Cruz, a father of three, was offered a job by another department in eastern Washington but chose to come to Tonasket, the chief said.

Odegaard also had words of praise for the Okanogan County Sheriff’s Office.

“I am impressed with my county deputies that are in this area. Some of them will have to show me the ropes. We are just now getting our computers going. There’s no one here to tell you how to do anything,” said Odegaard, adding he came in several times on his days off as a Ferry County sheriff’s deputy, and rode along with West.

“You can’t learn this job in just 20 hours,” said Odegaard. “It’s no secret we have an uphill battle. I think the public knows the hurdles we have, and most are respectful of that and patient.”

Odegaard said he wants to focus on the positive.

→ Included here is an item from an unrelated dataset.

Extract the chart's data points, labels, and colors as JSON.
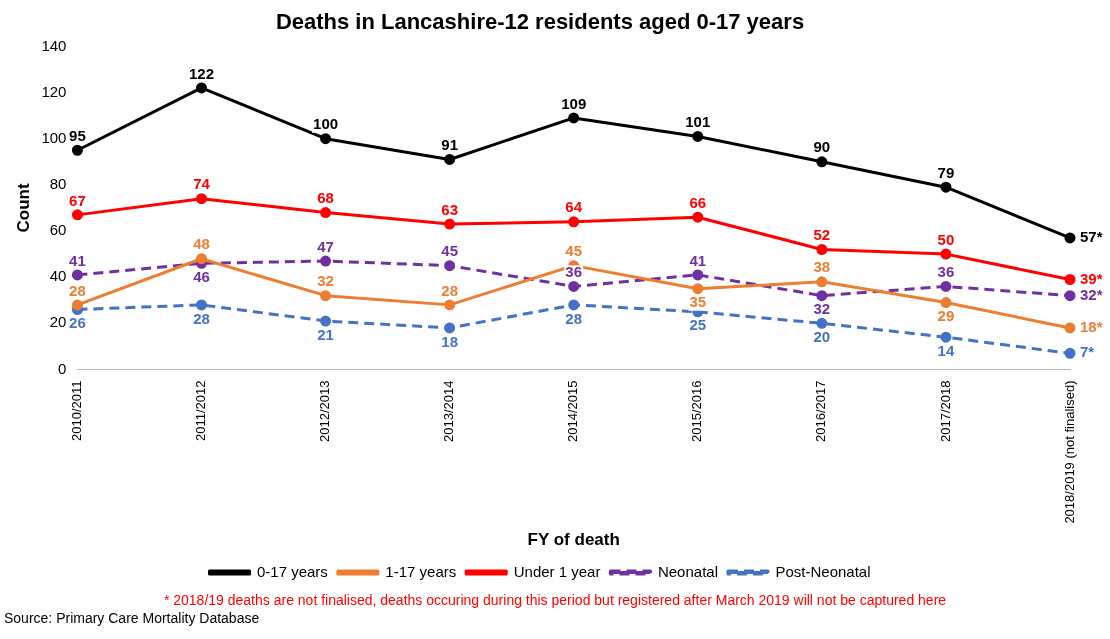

“It doesn’t matter who did what and how we ended up in the situation we’re in. I’m really impressed with the support of this city, and it is motivating to me,” said Odegaard. “It’s expensive relocating, but if we can all work together, that would be huge.”

Odegaard said he was trying to clean up “the mess” upstairs in the police department.

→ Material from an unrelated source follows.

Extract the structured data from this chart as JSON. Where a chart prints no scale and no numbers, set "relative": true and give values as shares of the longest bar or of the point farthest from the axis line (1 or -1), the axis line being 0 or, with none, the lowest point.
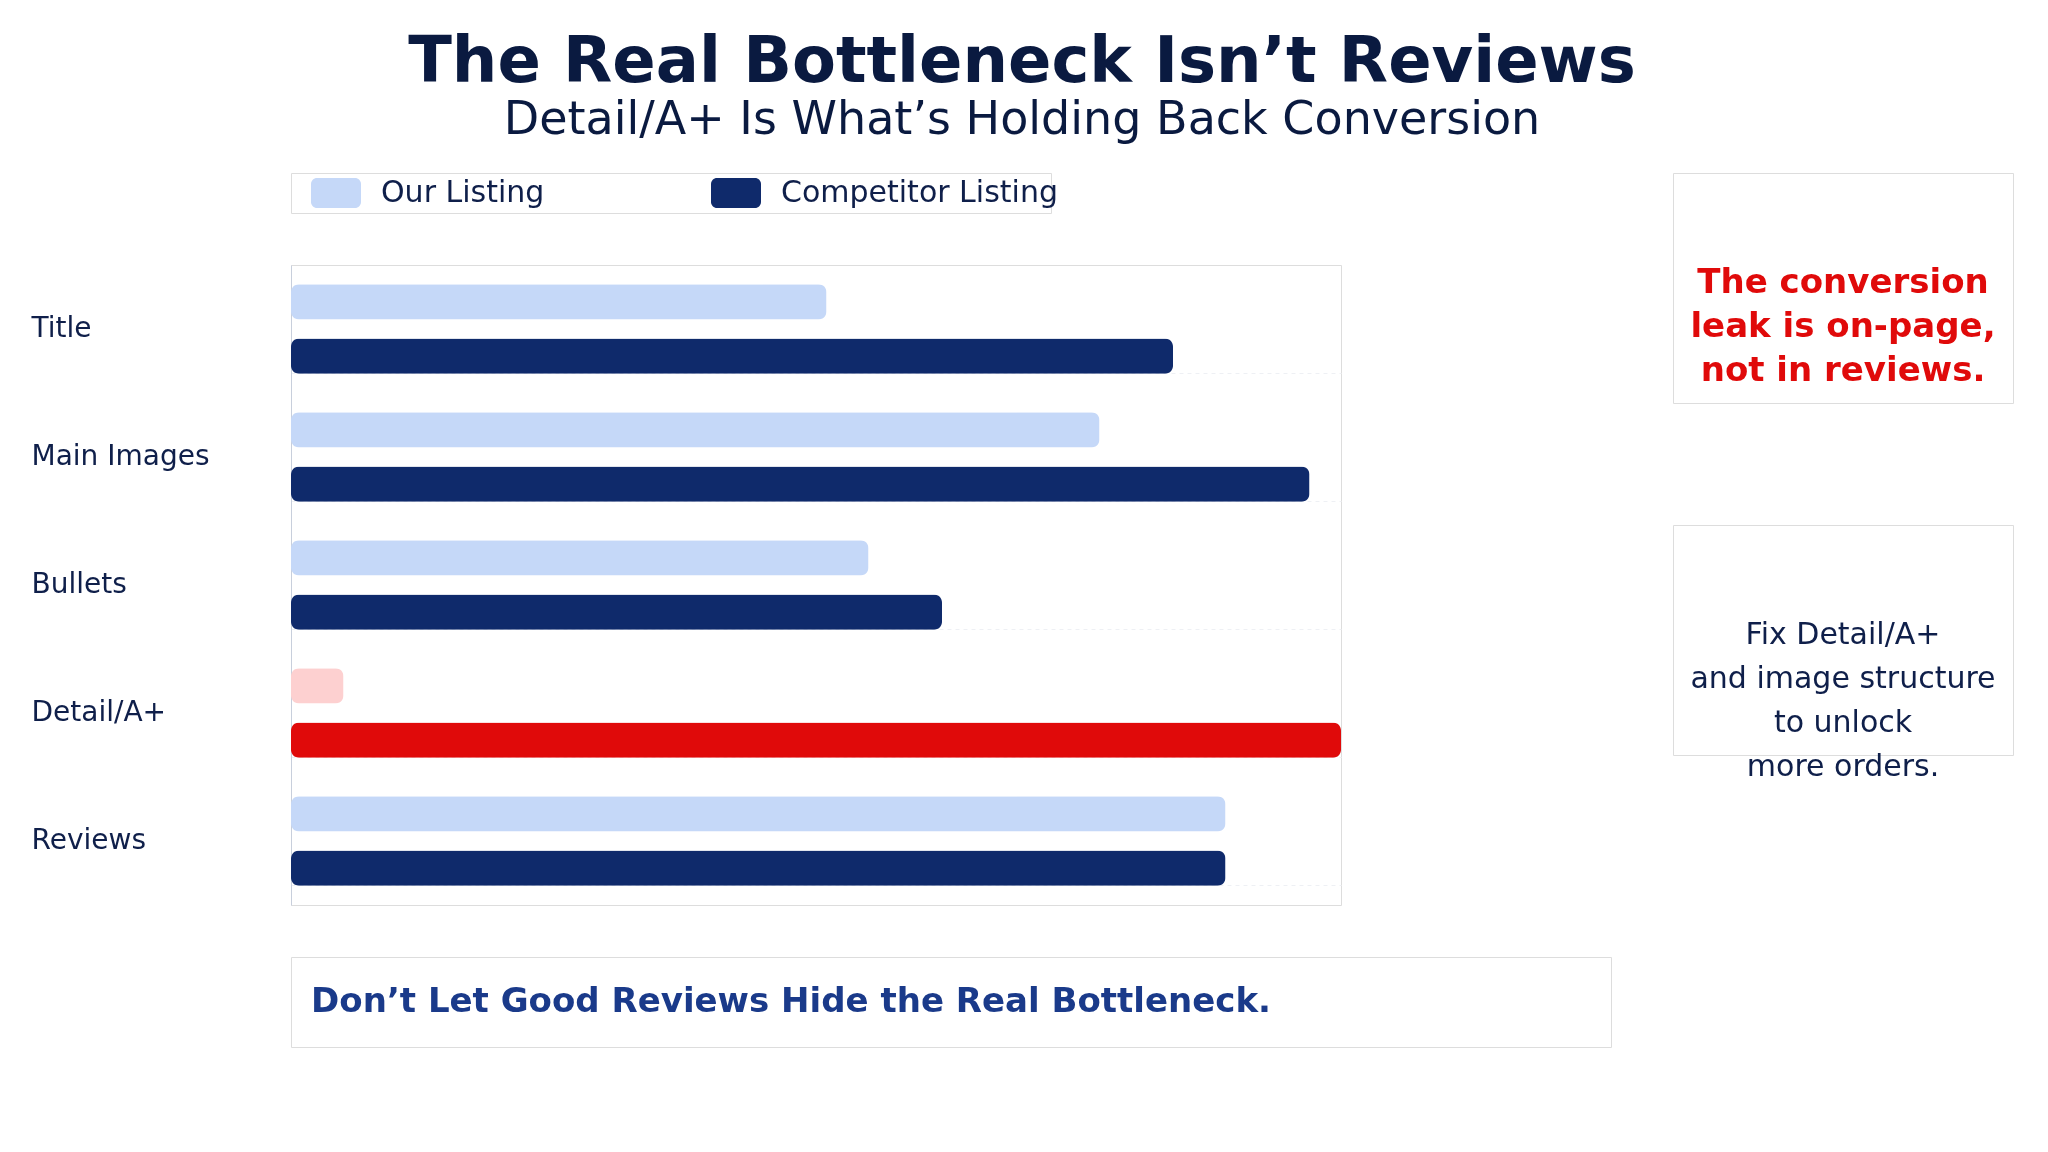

“How that building has gone as long as it did the way it is, I don’t know,” he said. “It’s just a hurdle you have to tackle. It all comes down to not having anybody up there to guide him (former staff) and help make decisions, and the morale goes downhill.

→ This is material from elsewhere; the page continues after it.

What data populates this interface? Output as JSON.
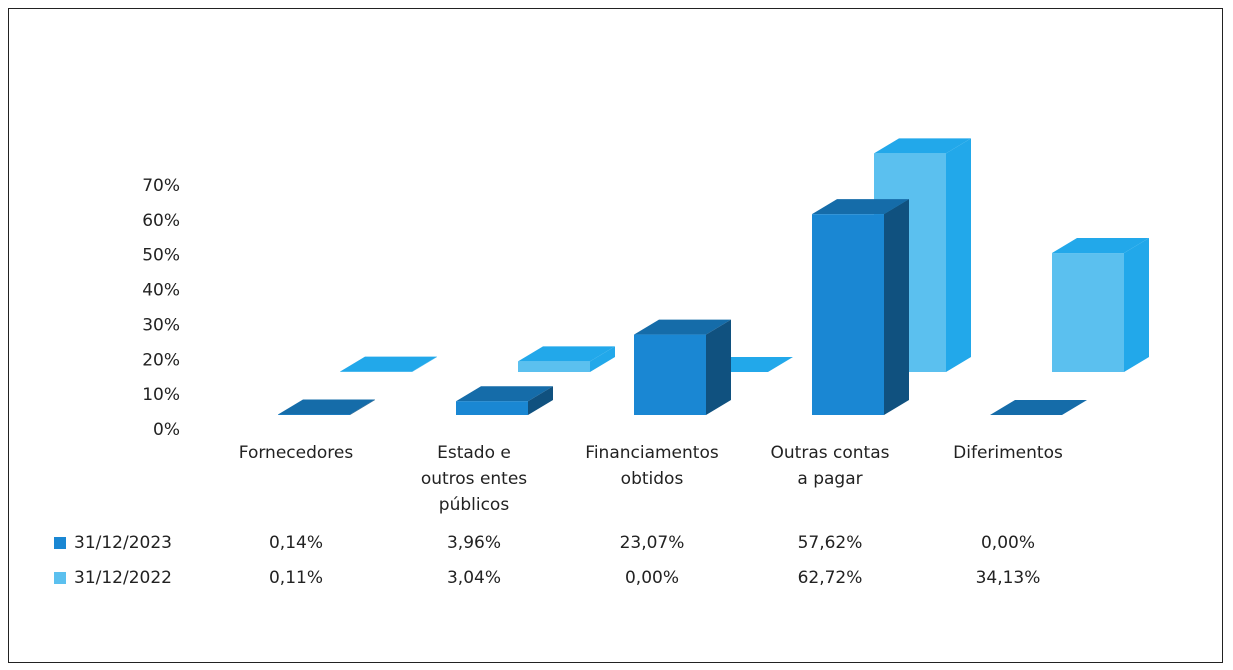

“Without someone to stand up for him or address issues, it gets frustrating. In our business you need protection and you need tools. Anybody who’s been an officer is always looking for some guidance or support. Everybody wants to be supported.”

Odegaard said he had several friends who were veteran officers in the field to turn to for support and guidance.

“Any time you move to a new agency, you have a field training officer and people to bounce things off, but not here,” said Odegaard. “My goals are to make the office functional. And try to handle calls with the minimal staff I have.

“I have a couple people we are looking at hiring, and one would be lateral. The county ultimately wants to help us, but I don’t think they have the man power either.

“Law enforcement is a team, a brotherhood. When one place is out of control, that’s where everybody is going to go. It’s in the best interest of us to share information and work together, and they have definitely done a phenomenal job.”

Odegaard said that while he sees K-9 officers as a great tool, acquiring another one is not a top priority right now.

“I would like to see the city have a dog, but when rebuilding a department, you’ve got to get boots on the floor before you worry about a lot of other stuff,” Odegaard said. “John (Cruz) loves dogs, but it takes so much time to be a K-9 handler. You are devoted to that. If you are handling calls and you have a dog in the car, that’s all well and good but if you are spending three hours typing up a report, that’s not fair to the dog. It’s like having six cars and only one officer. It’s not a top priority right now.”

Odegaard said the city had two police cars in the budget and asked him to research and see if he liked what they were hoping to purchase and if they would fit the department’s needs.

“Right now, we have three cars, two went to the shop and got some work done,” Odegaard said. “You don’t want to stuff someone in a car that is not functioning, or to be going 100 mph and the tire blows off.”

Despite obstacles, Odegaard and Cruz have already begun to clean up the streets.

“I got rid of the problematic RV behind the Round Up,” said Odegaard. “It was being lived in illegally against county ordinance and parked illegally after being involved in a minor accident.

“The second day on the job, I made my first arrest for domestic violence,” said Odegaard. “The ink wasn’t even dry on my contract.”

Odegaard, who is on the current ballot for Ferry County Sheriff, said he intends to stay in Tonasket, even if elected.

“I wouldn’t take it,” Odegaard said of the sheriff post. “I left Ferry County to provide services for Tonasket.”